12. What Advocate Garrood's position fails to take into account is that before performing any arithmetical test, the Court will have to determine who are creditors and the value of their claims. The Court also has to determine the value of the property held by the Viscount. The Viscount may well be in possession of significant information to assist the Court to resolve these questions.
13. This is certainly the case in the present application where the désastre is complex and where the Viscount has been involved for a number of years in relation to the operation of the désastre.
14. My decision does not however mean that the role of a Viscount is without limits. Ultimately, if a debtor, seeking a recall of a declaration of désastre, disputes that individuals are creditors, the Viscount's role is to provide to the Court any conclusions or evidence it has in relation to such an assertion. Ultimately however, it may well be for the creditor concerned to set out why it is a creditor if the position is disputed or is contentious. In this case I ordered that all creditors identified by the Viscount should be notified of the proceedings and given an opportunity to indicate whether they wished to take part. I also required the Representor to file all her affidavit evidence that she intended to rely on in support of her application and to make the same available by the time creditors were to be notified of the application. This was to enable creditors to understand the stance the Representor was taking in relation to each creditor's claim and to evaluate whether that creditor wished to challenge the Representor's stance.
15. In the case of one entity listed as a creditor, Harbour Fund II LP ("Harbour"), I joined that party as a respondent. This was because the Representor was contending, by reference to the Supreme Court decision in R v Competition Appeal Tribunal and Others [2023] UKSC 28, that Harbour was precluded from making any claim in the désastre by virtue of that decision. While the Viscount may have material information the Viscount wishes to lay before the Court in relation to this argument, primarily it is for Harbour to respond to the argument advanced by the Representor, rather than the Viscount.

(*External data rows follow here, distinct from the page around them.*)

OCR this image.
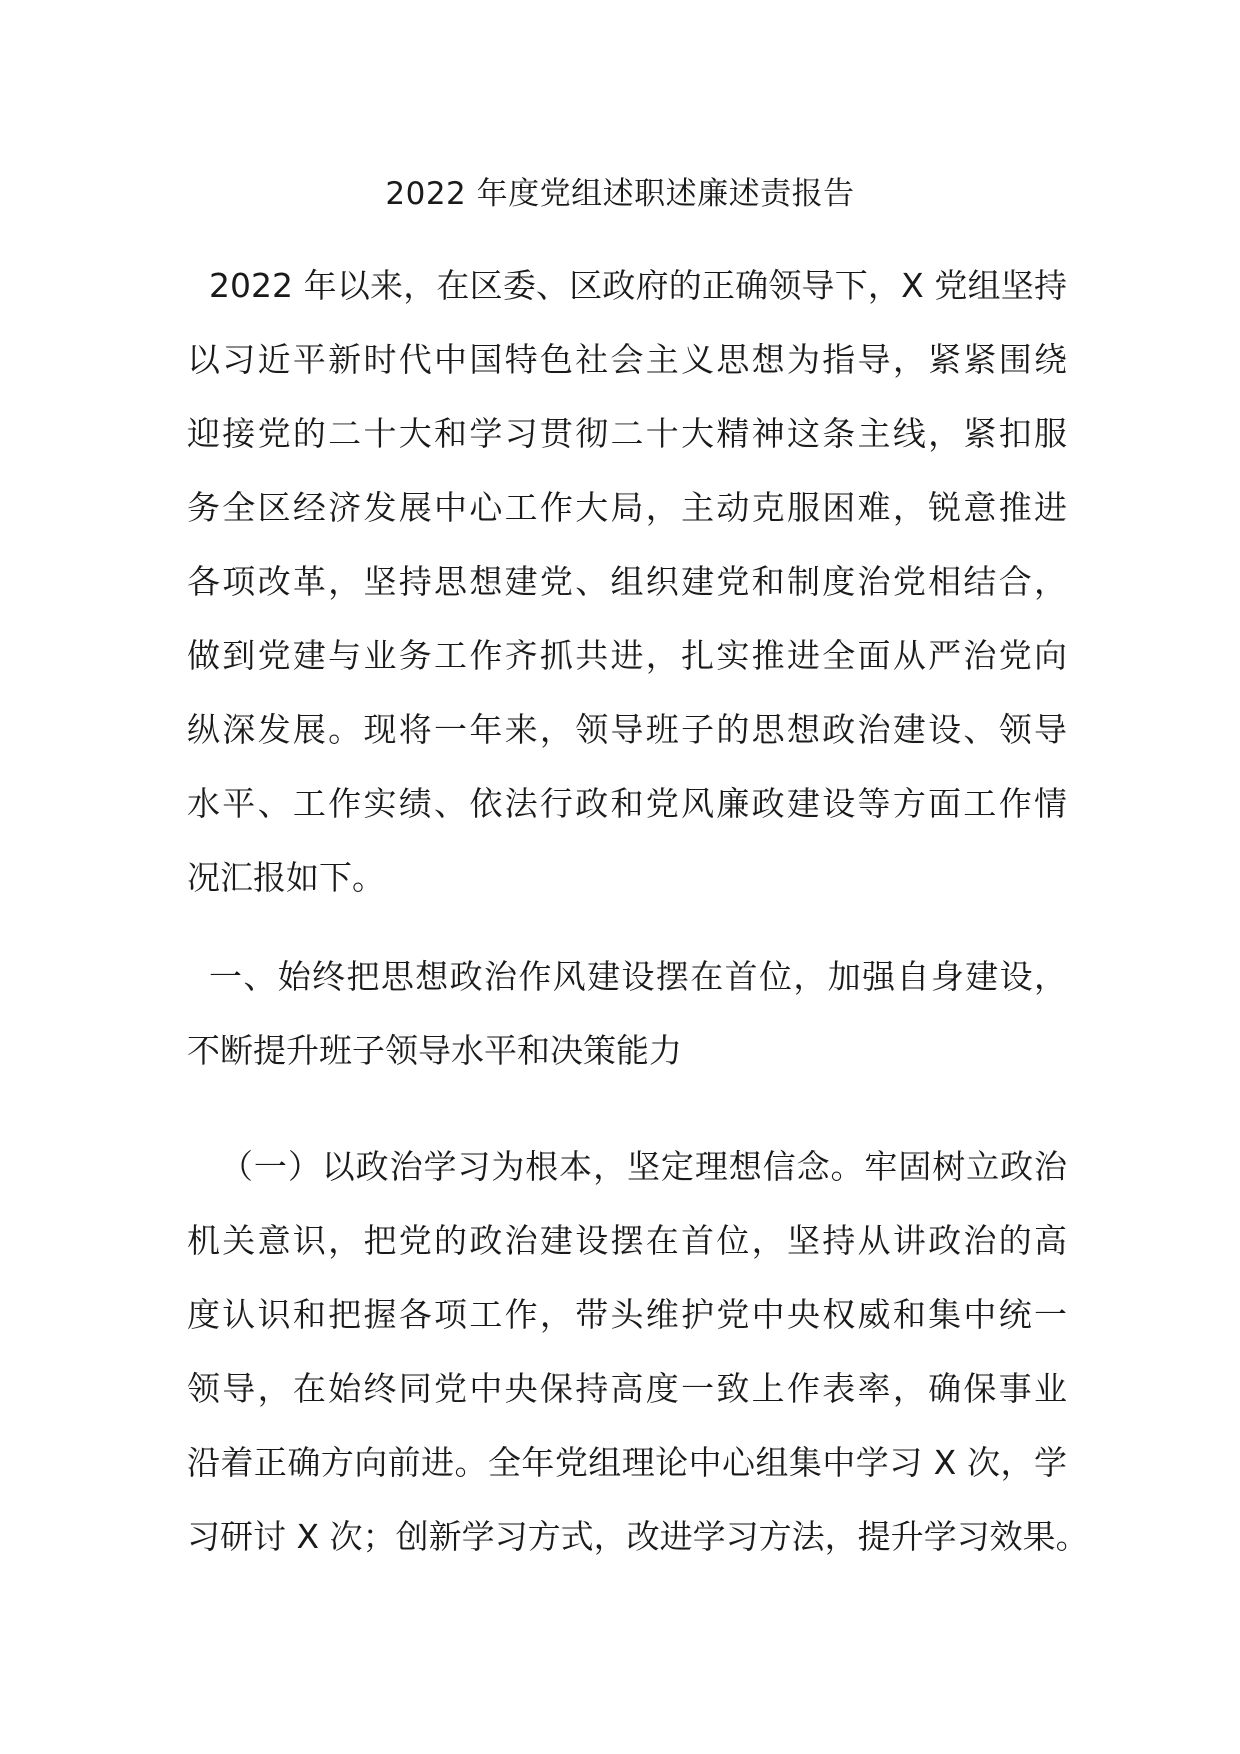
2022 年度党组述职述廉述责报告
2022 年以来，在区委、区政府的正确领导下，X 党组坚持
以习近平新时代中国特色社会主义思想为指导，紧紧围绕
迎接党的二十大和学习贯彻二十大精神这条主线，紧扣服
务全区经济发展中心工作大局，主动克服困难，锐意推进
各项改革，坚持思想建党、组织建党和制度治党相结合，
做到党建与业务工作齐抓共进，扎实推进全面从严治党向
纵深发展。现将一年来，领导班子的思想政治建设、领导
水平、工作实绩、依法行政和党风廉政建设等方面工作情
况汇报如下。
一、始终把思想政治作风建设摆在首位，加强自身建设，
不断提升班子领导水平和决策能力
（一）以政治学习为根本，坚定理想信念。牢固树立政治
机关意识，把党的政治建设摆在首位，坚持从讲政治的高
度认识和把握各项工作，带头维护党中央权威和集中统一
领导，在始终同党中央保持高度一致上作表率，确保事业
沿着正确方向前进。全年党组理论中心组集中学习 X 次，学
习研讨 X 次；创新学习方式，改进学习方法，提升学习效果。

16. The Viscount's role is therefore limited firstly to providing information on the balance sheet test to the Court and to the other parties which the Viscount has received as part of the désastre process and any conclusions the Viscount has already reached about the information received prior to the application for a recall being made.
17. Secondly, if the balance sheet exercise results in a positive outcome, the Court must also still decide how to exercise its discretion as to whether or not to recall the désastre. The Viscount should not be fettered in making submissions on the exercise of such a discretion again while taking care not to fight battles on behalf of creditors who are able to protect their own position.
18. Accordingly, I determined that the Viscount should be joined as a Respondent to the Representation and should be entitled to have access to all material filed by the Representor.